MPs did not ask for PM’s Question Time in writing, says Liew

De facto law minister Liew Vui Keong says the request for a Prime Minister’s Question Time must come from the MPs.

PETALING JAYA: De facto law minister Liew Vui Keong, criticised by Bersih 2.0 today for saying there was no need for a Prime Minister’s Question Time (PMQT) in Parliament, explained that there has been no request for it in writing.

As such, he said the government cannot deliberate on such a matter, adding that the onus is on MPs to present a motion on the matter and see that it is passed first.

“The MPs may want an allocated time to ask specific questions directly to the prime minister,” he told FMT.

“But that particular modus operandi that they want has not been made out to me in writing. So I can only second guess what they really want.”

Liew also noted Bersih’s concern that there is no guarantee or convention to compel future prime ministers from answering queries during the Minister’s Question Time (MQT) and the ordinary question time.

“Of course, it will be good if we can have the prime minister to answer specific questions like what is practised in the Westminster system in England,” he said.

“But this (request) has to come from MPs.”

Liew said that while he respected and acknowledged that Pakatan Harapan promised to have 30 minutes allocated for a PMQT every week the Dewan Rakyat was in session, it was not practical to do so now.
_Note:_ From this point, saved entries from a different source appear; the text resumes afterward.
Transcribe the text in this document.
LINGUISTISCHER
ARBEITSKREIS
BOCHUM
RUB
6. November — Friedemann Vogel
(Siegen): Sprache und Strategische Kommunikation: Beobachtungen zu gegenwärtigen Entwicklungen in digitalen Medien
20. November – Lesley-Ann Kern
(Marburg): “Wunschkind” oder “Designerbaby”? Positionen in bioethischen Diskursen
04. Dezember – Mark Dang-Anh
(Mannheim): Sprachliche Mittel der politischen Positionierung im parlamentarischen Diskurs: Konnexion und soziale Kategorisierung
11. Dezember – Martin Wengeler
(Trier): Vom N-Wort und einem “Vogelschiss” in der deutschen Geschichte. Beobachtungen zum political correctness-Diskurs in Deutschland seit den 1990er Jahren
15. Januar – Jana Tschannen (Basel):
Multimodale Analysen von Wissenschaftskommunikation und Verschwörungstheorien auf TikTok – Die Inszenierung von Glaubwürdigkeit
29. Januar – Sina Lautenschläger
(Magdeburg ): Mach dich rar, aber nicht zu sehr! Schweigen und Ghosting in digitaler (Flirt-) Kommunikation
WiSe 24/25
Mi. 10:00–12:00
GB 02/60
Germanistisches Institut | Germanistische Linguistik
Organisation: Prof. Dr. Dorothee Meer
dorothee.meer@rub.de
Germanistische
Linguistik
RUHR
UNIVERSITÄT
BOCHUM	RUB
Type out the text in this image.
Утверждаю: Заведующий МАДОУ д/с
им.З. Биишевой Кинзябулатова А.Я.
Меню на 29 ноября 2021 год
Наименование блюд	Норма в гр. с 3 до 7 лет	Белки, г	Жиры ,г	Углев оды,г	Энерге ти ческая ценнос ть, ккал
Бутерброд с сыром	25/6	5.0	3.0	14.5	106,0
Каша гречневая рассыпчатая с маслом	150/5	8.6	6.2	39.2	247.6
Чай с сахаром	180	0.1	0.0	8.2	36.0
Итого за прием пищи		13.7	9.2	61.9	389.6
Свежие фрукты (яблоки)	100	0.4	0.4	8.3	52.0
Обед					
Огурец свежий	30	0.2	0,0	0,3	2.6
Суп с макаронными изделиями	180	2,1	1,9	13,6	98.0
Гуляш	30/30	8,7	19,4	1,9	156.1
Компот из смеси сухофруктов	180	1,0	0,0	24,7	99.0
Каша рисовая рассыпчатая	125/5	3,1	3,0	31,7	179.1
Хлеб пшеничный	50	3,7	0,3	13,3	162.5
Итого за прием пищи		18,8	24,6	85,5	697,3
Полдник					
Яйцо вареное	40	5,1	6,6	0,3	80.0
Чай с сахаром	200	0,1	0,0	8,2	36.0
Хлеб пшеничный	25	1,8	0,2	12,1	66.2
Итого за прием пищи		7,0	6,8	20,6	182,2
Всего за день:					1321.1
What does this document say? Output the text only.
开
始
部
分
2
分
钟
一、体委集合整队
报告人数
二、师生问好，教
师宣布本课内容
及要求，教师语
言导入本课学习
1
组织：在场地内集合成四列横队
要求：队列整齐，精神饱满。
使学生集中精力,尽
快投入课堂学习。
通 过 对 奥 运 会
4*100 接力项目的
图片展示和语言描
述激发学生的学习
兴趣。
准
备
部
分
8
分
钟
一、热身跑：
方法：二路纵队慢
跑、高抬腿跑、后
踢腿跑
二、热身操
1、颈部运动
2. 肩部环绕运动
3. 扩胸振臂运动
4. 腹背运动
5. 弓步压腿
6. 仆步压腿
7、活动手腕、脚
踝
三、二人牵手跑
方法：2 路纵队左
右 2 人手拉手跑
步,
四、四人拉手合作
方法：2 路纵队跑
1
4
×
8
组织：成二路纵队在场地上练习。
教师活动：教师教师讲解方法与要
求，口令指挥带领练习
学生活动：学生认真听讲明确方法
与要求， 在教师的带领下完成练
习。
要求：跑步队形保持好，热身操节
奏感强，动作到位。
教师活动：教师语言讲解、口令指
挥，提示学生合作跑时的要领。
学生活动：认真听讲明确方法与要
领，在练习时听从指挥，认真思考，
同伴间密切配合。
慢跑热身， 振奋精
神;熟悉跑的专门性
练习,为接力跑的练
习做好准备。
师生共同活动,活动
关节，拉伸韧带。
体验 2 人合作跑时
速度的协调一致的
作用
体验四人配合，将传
“The Dewan Rakyat speaker (Mohamad Ariff Md Yusof) and I have come to an understanding that it is not possible to have the PMQT for the July Parliament session, which starts on July 1,” he said.

Nevertheless, he said if an official request was made and brought to the Cabinet’s attention in the future, having a PMQT could become a reality.

As an example, he said he would present to the Cabinet tomorrow a written request to have a specific day for certain ministries and ministers to be in Parliament and answer questions put to them.

“So I hope the speaker brings it (a request for a PMQT) to the Cabinet for consideration because at the moment there’s nothing (on paper), it’s just talk,” he said.

Liew said Parliament’s Standing Order would need to be amended for this to be realised.

Earlier today, Bersih took Liew to task for saying that the MQT, scheduled for Tuesdays and Thursdays, was enough for now.

Liew had said Prime Minister Dr Mahathir Mohamad answered questions during MQT as well as the ordinary question time.

But Bersih disagreed with this line of reasoning.

“As chief executive of the Cabinet, the PM should be held to account directly and speak for the government in a special PMQT, especially under current laws where the PM holds so much decision-making powers,” the electoral watchdog said.